Her extensive collaborations in community-oriented projects and affiliations with grassroots initiatives such as DecrimNY, a coalition of sex workers and allies dedicated to the destigmatization, decarceration, and decriminalization of the sex trade in New York, for which she was also the founder, is a true testament to a life spent committed to the liberation of all people. Her wholehearted commitments to justice are a true representation of saintliness, redefining traditional notions of sanctity through her courage, compassion, and advocacy for marginalized voices.

The fruits of Cecilia’s love and labor will forever remain deeply embedded in the life of every trans, non-binary, and gender non-conforming person in New York City. This much was evident at her recent funeral service in St. Patrick’s Cathedral, as the church’s pews overflowed and resounding cries of her name echoed out into the morning air for every passerby on Fifth Avenue to hear. It was an iconic place to memorialize a woman of her esteem, considering St. Patrick’s Cathedral was central to many HIV/AIDS related protests in the 1980s. Most notably was Stop The Church, a demonstration organized by ACT UP in December 1989 that disrupted a Mass service and received national attention, ultimately forcing the U.S. government to confront their negligence surrounding the health crisis and their complicity in the deaths of hundreds of thousands of people.
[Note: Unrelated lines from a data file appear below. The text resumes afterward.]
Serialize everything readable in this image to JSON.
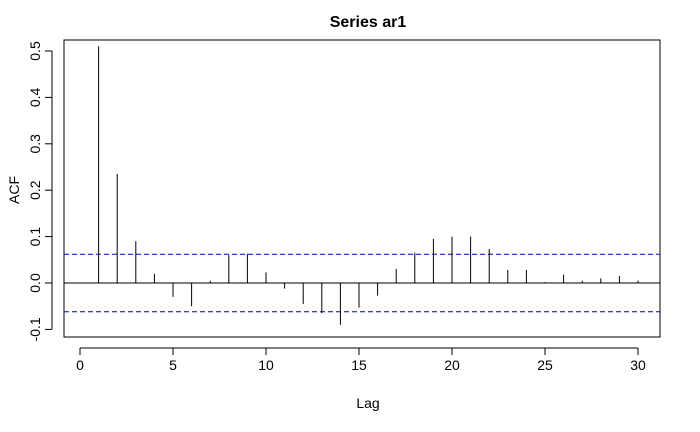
{
  "chart_data": {
    "type": "bar",
    "title": "Series ar1",
    "xlabel": "Lag",
    "ylabel": "ACF",
    "xlim": [
      0,
      31
    ],
    "ylim": [
      -0.1,
      0.5
    ],
    "x_ticks": [
      0,
      5,
      10,
      15,
      20,
      25,
      30
    ],
    "y_ticks": [
      -0.1,
      0.0,
      0.1,
      0.2,
      0.3,
      0.4,
      0.5
    ],
    "y_tick_labels": [
      "-0.1",
      "0.0",
      "0.1",
      "0.2",
      "0.3",
      "0.4",
      "0.5"
    ],
    "lags": [
      1,
      2,
      3,
      4,
      5,
      6,
      7,
      8,
      9,
      10,
      11,
      12,
      13,
      14,
      15,
      16,
      17,
      18,
      19,
      20,
      21,
      22,
      23,
      24,
      25,
      26,
      27,
      28,
      29,
      30
    ],
    "acf": [
      0.51,
      0.235,
      0.09,
      0.02,
      -0.03,
      -0.05,
      0.005,
      0.06,
      0.063,
      0.023,
      -0.012,
      -0.045,
      -0.065,
      -0.09,
      -0.053,
      -0.027,
      0.03,
      0.065,
      0.095,
      0.1,
      0.1,
      0.073,
      0.028,
      0.028,
      0.002,
      0.018,
      0.005,
      0.01,
      0.015,
      0.005
    ],
    "confidence_bounds": [
      0.062,
      -0.062
    ],
    "colors": {
      "bars": "#000000",
      "bounds": "#0000cc",
      "zero_line": "#000000"
    },
    "grid": false
  }
}
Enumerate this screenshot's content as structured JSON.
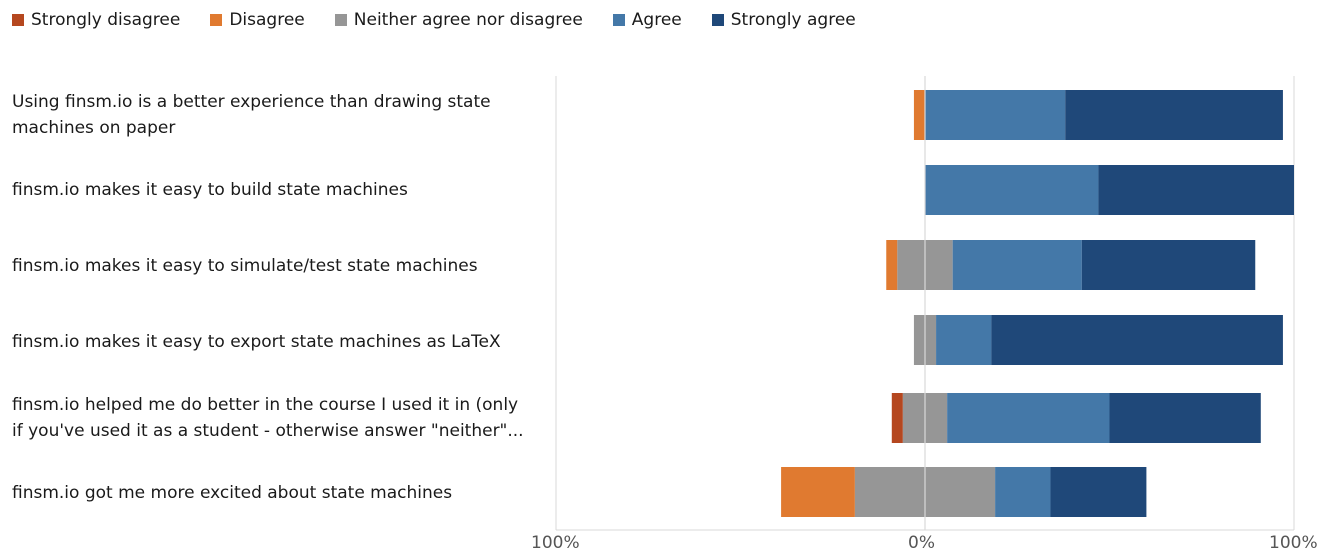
{
  "chart_data": {
    "type": "bar",
    "orientation": "horizontal",
    "stacked": "diverging",
    "legend_position": "top-left",
    "grid": false,
    "xlim": [
      -100,
      100
    ],
    "x_tick_labels": [
      "100%",
      "0%",
      "100%"
    ],
    "categories": [
      "Using finsm.io is a better experience than drawing state machines on paper",
      "finsm.io makes it easy to build state machines",
      "finsm.io makes it easy to simulate/test state machines",
      "finsm.io makes it easy to export state machines as LaTeX",
      "finsm.io helped me do better in the course I used it in (only if you've used it as a student - otherwise answer \"neither\"...",
      "finsm.io got me more excited about state machines"
    ],
    "series": [
      {
        "name": "Strongly disagree",
        "color": "#b5471f",
        "values": [
          0,
          0,
          0,
          0,
          3,
          0
        ]
      },
      {
        "name": "Disagree",
        "color": "#e07a30",
        "values": [
          3,
          0,
          3,
          0,
          0,
          20
        ]
      },
      {
        "name": "Neither agree nor disagree",
        "color": "#969696",
        "values": [
          0,
          0,
          15,
          6,
          12,
          38
        ]
      },
      {
        "name": "Agree",
        "color": "#4478a8",
        "values": [
          38,
          47,
          35,
          15,
          44,
          15
        ]
      },
      {
        "name": "Strongly agree",
        "color": "#1f4879",
        "values": [
          59,
          53,
          47,
          79,
          41,
          26
        ]
      }
    ]
  }
}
Above all, Cecilia embodied the spirit of a saint, transcending the boundaries of convention and challenging sanctimony as a trans sex worker of color. She even mocked the hypocrisy of the church in her debut off-broadway show, Red Ink, and much to the Roman Catholic Archdiocese of New York’s disdain, was a self-proclaimed atheist. A quintessential matriarch, she fiercely protected the livelihood of those commonly ostracized by Christianity in a time of escalating fascism by the religious right in America. For those who cherished Cecilia, her willingness to stand up for those most persecuted by the Church seemed nothing short of miraculous, though such acts of grace would never find recognition within Catholic doctrine. In an Instagram story reposting the statement from St. Patrick’s Cathedral calling for a Mass of Reparation after her controversial funeral service, one user wrote, “they wouldn’t know a saint if one slapped them in the face.”
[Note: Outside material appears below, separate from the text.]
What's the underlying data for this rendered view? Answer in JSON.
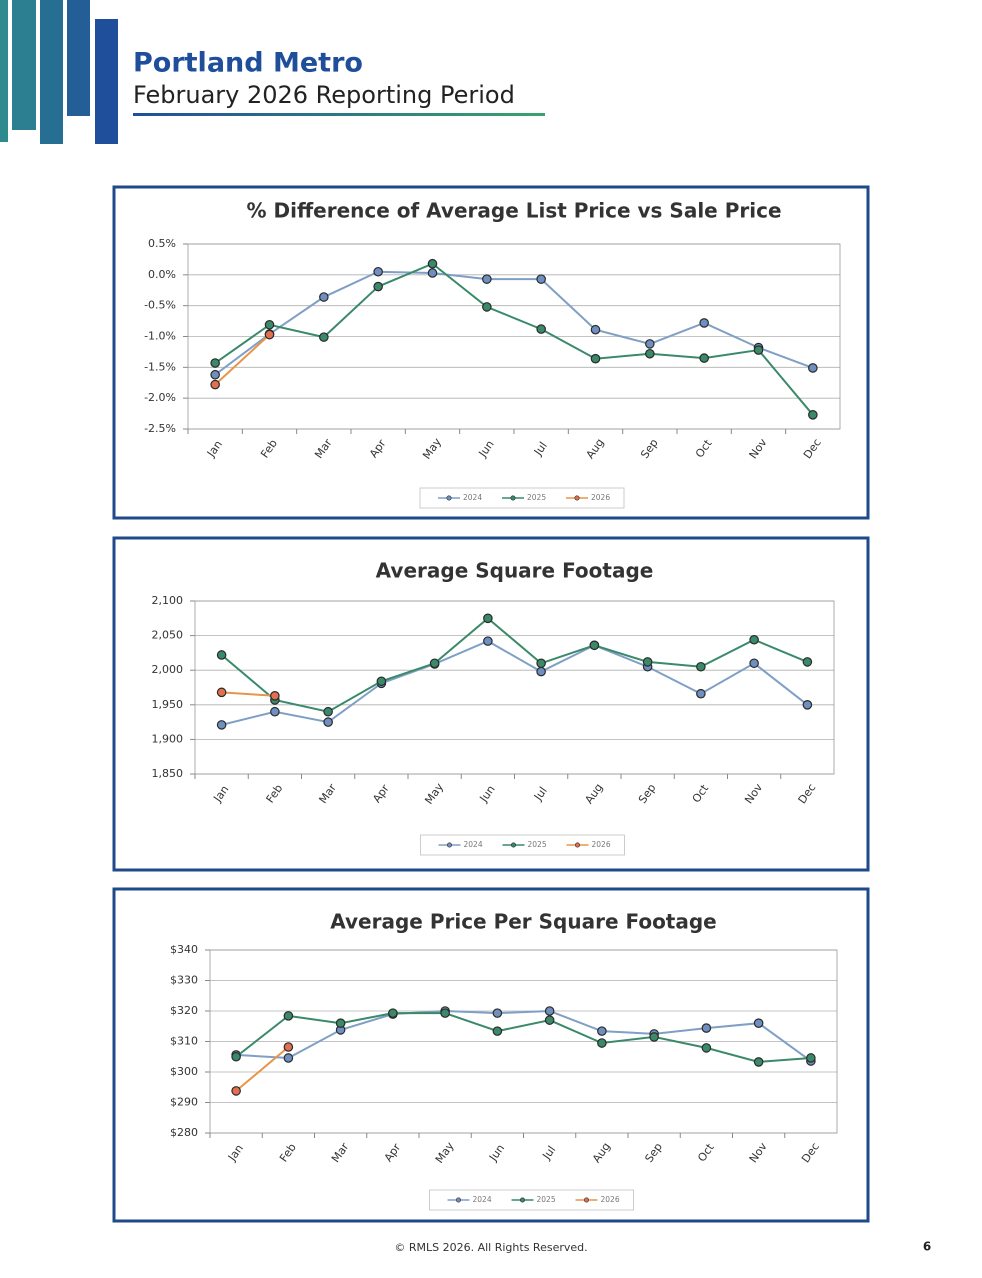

Cecilia’s legacy reminds me, all of us, of the inherent resilience and generosity of trans people in loving a world that often tries to erase us. After all, we bear a responsibility to one another, a duty to care for, protect, and defend each other, because only we can truly keep us safe. I am reminded that trans people will write their own history, and will avoid the exploitation of our narratives. Our truths are tokens of valor; sacred mementos for trans generations to come.

A holy card with an illustration of Cecilia sits at my bedside, next to an amber bottle of immunity tincture and a Trans Oral History Project postcard. Her hair is slicked back into a ponytail, leather jacket draped over her shoulder, her right hand placed tenderly over her heart as she gazes into the distance looking cunt as ever. It reads, “Travesti, Puta, Bendita, Madre. Be my child.” Underneath, the verse of Psalm 23. When I think of Cecilia now, I hear her shouting, “I want all the faggotry and tranny behavior!” in celebration of love and life, somewhere in a queer paradise. When I pray to Saint Cecilia, I feel the warmth of her protection, and I see her smiling down at me from Heaven, enveloped in the holy splendor of tangerines.